Staalkaart van de beste gedichten
Gedichtendag en uitreiking van de VSB Poëzieprijs zijn voortaan eind januari op elkaar betrokken. Zo kunnen de spotlichten gerichter stralen. Naar de prijs hebben, schrik niet, 159 bundels gedongen. Daaruit heeft Maaike Meijer De 100 beste gedichten gepuurd. Het lidwoord heeft net iets te veel pretentie.
De 100 beste gedichten gepuurd. Het lidwoord heeft net iets te veel pretentie.
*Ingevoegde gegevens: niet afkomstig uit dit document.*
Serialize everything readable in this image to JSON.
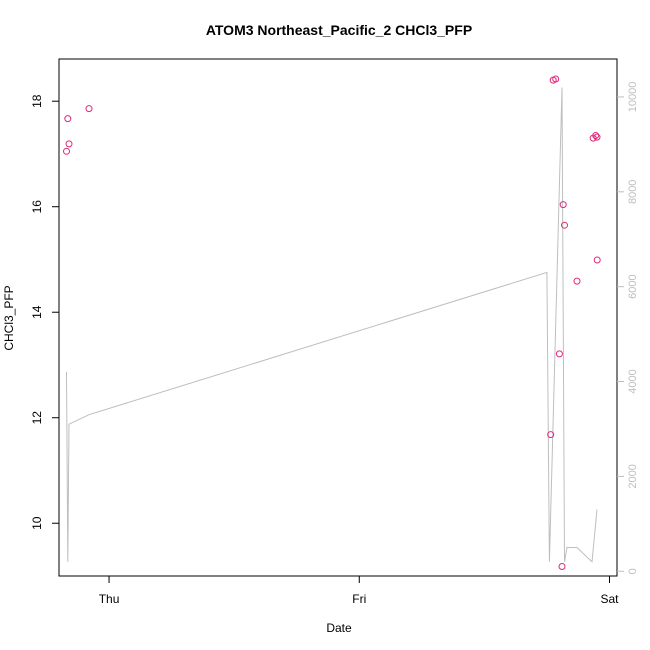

Ze juicht dat in de onafzienbaarheid van de meedingende poëzie de kwaliteit hoog is. Het lot zal je maar getroffen hebben in de vijfkoppige jury te zitten: die nomineerde vijf bundels. Dan had Meijer, juryvoorzitter overigens, het makkelijker: zij selecteerde op persoonlijke titel 43 dichters, inclusief de genomineerden. Toch nog een afval van 116 dichters. Let wel: allemaal dichters die een uitgever hadden gevonden. En dat terwijl er zich zo weinig kopers melden. Als we de keuze van de bloemlezing volgen, mogen zeventien uitgeverijen niet mopperen. Querido wint met zeven bundels, waarvan ook nog eens twee zijn genomineerd voor de prijs. De Arbeiderspers scoort met vijf bundels ook niet beroerd, maar telt geen genomineerde.
Diversiteit
Al met geloken ogen is er een grote diversiteit in de bundel te signaleren. Ook de individuele dichter veroorlooft zich uiteenlopende dichtvormen: al dan niet op rijm, geinig of bloedernstig, toegankelijk of hermetisch – alles kan en alles mag. Kunst is een vrijstaat in optima forma. Dichtersscholen die elkaar te vuur en te zwaard bestrijden, zijn inmiddels literatuurgeschiedenis. Niet dat alle dichters tegenwoordig vriendjes zijn: op voorleesavondjes en in onderlinge recensies vind je nog wel eens sporen van ouderwetse afkeer. Verdraagzaamheid is ook in poesis niet grenzeloos. Maar goed dat Meijer geen dichteres is en appeltjes te schillen heeft.
Om haar dichters niet op één grote hoop te dumpen, onderscheidt Meijer zes soorten. Hoewel ze bijna allemaal meersoortig zijn: de klassieke dichter (Charles Ducal in zijn dooie eentje), hermetici, levensdichters (over ouderdom, jeugd, ontrouw), min of meer verhalende prozadichters, beelddichters annex performers en de vrolijke vitalisten. Meijer ziet een neovitalistische periode op aanbreken staan. Zou goed kunnen: het merendeel van de gedichten heeft iets speels; zwaar op de hand zijn enkelingen.
Winnaar
Wie van Armando, Paul Bogaert, Eva Cox, Kreek Daey Ouwens en Henk van der Waal gaat er met de buit van 25.000 euro vandoor? Als het aan Meijer ligt, is Ouwens de dolgelukkige: van haar koos ze het hoogste aantal verzen. Waarom? Bij zo veel kwaliteit zijn de argumenten kneedbaar naar welke genomineerde dan ook. Een soort taalspelletje als het ware. De bloemlezing is echt een grasduinbundel, een staalkaart van wat in de uitgeverswereld doorgaat voor poëzie die gelezen zou moeten worden. Een blinkend topje van een gigantische ijsberg.